While some dad relationships are formed by a crisis or major trial, the stuff that makes for great fiction writing, I’m pretty darned content that I didn’t have to suffer through that. Sure, I had a whopping total of three dates in high school. In hindsight, I probably shouldn’t have mentioned in front of the cute guy at the lunch table that my dad would likely greet a date at the front gate with a shotgun, but my teen years were relatively dad-conflict-free.
My dad should automatically qualify for a spot in Heaven having tolerated so much estrogen and drama by raising three girls. He earns extra credit for dealing with all that baton twirling stuff: the lessons, sitting through a decade’s worth of recitals, and paying for costumes. And in my competitive twirling years? The man survived endless hours of marching music, a severe case of bleacher butt, and subsisted on gymnasium snack-bar cuisine. That’s got to count for something. But as far as filling my teen years with inspiring novel-worthy conflict? Dad’s a total slacker.

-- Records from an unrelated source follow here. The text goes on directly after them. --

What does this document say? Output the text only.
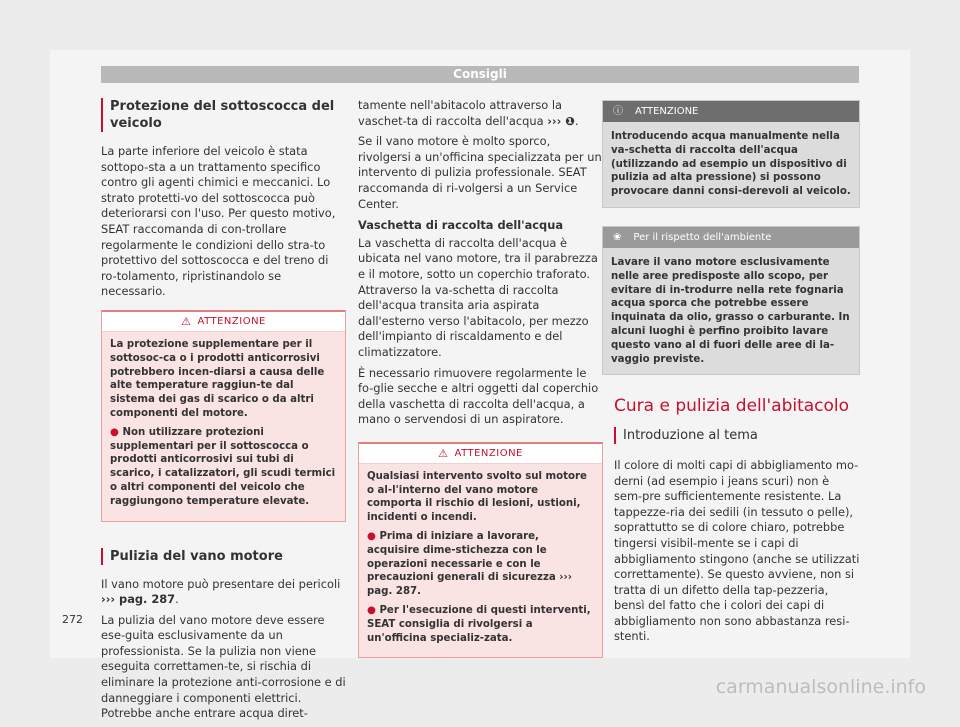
Consigli
Protezione del sottoscocca del veicolo

La parte inferiore del veicolo è stata sottopo-sta a un trattamento specifico contro gli agenti chimici e meccanici. Lo strato protetti-vo del sottoscocca può deteriorarsi con l'uso. Per questo motivo, SEAT raccomanda di con-trollare regolarmente le condizioni dello stra-to protettivo del sottoscocca e del treno di ro-tolamento, ripristinandolo se necessario.

⚠ ATTENZIONE

La protezione supplementare per il sottosoc-ca o i prodotti anticorrosivi potrebbero incen-diarsi a causa delle alte temperature raggiun-te dal sistema dei gas di scarico o da altri componenti del motore.

● Non utilizzare protezioni supplementari per il sottoscocca o prodotti anticorrosivi sui tubi di scarico, i catalizzatori, gli scudi termici o altri componenti del veicolo che raggiungono temperature elevate.

Pulizia del vano motore

Il vano motore può presentare dei pericoli ››› pag. 287.

La pulizia del vano motore deve essere ese-guita esclusivamente da un professionista. Se la pulizia non viene eseguita correttamen-te, si rischia di eliminare la protezione anti-corrosione e di danneggiare i componenti elettrici. Potrebbe anche entrare acqua diret-

tamente nell'abitacolo attraverso la vaschet-ta di raccolta dell'acqua ››› ❶.

Se il vano motore è molto sporco, rivolgersi a un'officina specializzata per un intervento di pulizia professionale. SEAT raccomanda di ri-volgersi a un Service Center.

Vaschetta di raccolta dell'acqua

La vaschetta di raccolta dell'acqua è ubicata nel vano motore, tra il parabrezza e il motore, sotto un coperchio traforato. Attraverso la va-schetta di raccolta dell'acqua transita aria aspirata dall'esterno verso l'abitacolo, per mezzo dell'impianto di riscaldamento e del climatizzatore.

È necessario rimuovere regolarmente le fo-glie secche e altri oggetti dal coperchio della vaschetta di raccolta dell'acqua, a mano o servendosi di un aspiratore.

⚠ ATTENZIONE

Qualsiasi intervento svolto sul motore o al-l'interno del vano motore comporta il rischio di lesioni, ustioni, incidenti o incendi.

● Prima di iniziare a lavorare, acquisire dime-stichezza con le operazioni necessarie e con le precauzioni generali di sicurezza ››› pag. 287.

● Per l'esecuzione di questi interventi, SEAT consiglia di rivolgersi a un'officina specializ-zata.

ⓘ ATTENZIONE
Introducendo acqua manualmente nella va-schetta di raccolta dell'acqua (utilizzando ad esempio un dispositivo di pulizia ad alta pressione) si possono provocare danni consi-derevoli al veicolo.
❀ Per il rispetto dell'ambiente
Lavare il vano motore esclusivamente nelle aree predisposte allo scopo, per evitare di in-trodurre nella rete fognaria acqua sporca che potrebbe essere inquinata da olio, grasso o carburante. In alcuni luoghi è perfino proibito lavare questo vano al di fuori delle aree di la-vaggio previste.
Cura e pulizia dell'abitacolo
Introduzione al tema

Il colore di molti capi di abbigliamento mo-derni (ad esempio i jeans scuri) non è sem-pre sufficientemente resistente. La tappezze-ria dei sedili (in tessuto o pelle), soprattutto se di colore chiaro, potrebbe tingersi visibil-mente se i capi di abbigliamento stingono (anche se utilizzati correttamente). Se questo avviene, non si tratta di un difetto della tap-pezzeria, bensì del fatto che i colori dei capi di abbigliamento non sono abbastanza resi-stenti.

272
carmanualsonline.info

I’m sure I probably complained stuff my dad wouldn’t let me do, but chances are my cafeteria conversations had more to do with the hot new guy in my French class or how unfair that seniors couldn’t have off-campus lunch despite the hole in the fence separating the school from Burger King. My dad hasn’t had a direct influence on my writing. He didn’t encourage me to write, but he did something more important. He encouraged me to follow my heart, to take a chance, and to do my best, no matter what the endeavor. Thanks Dad!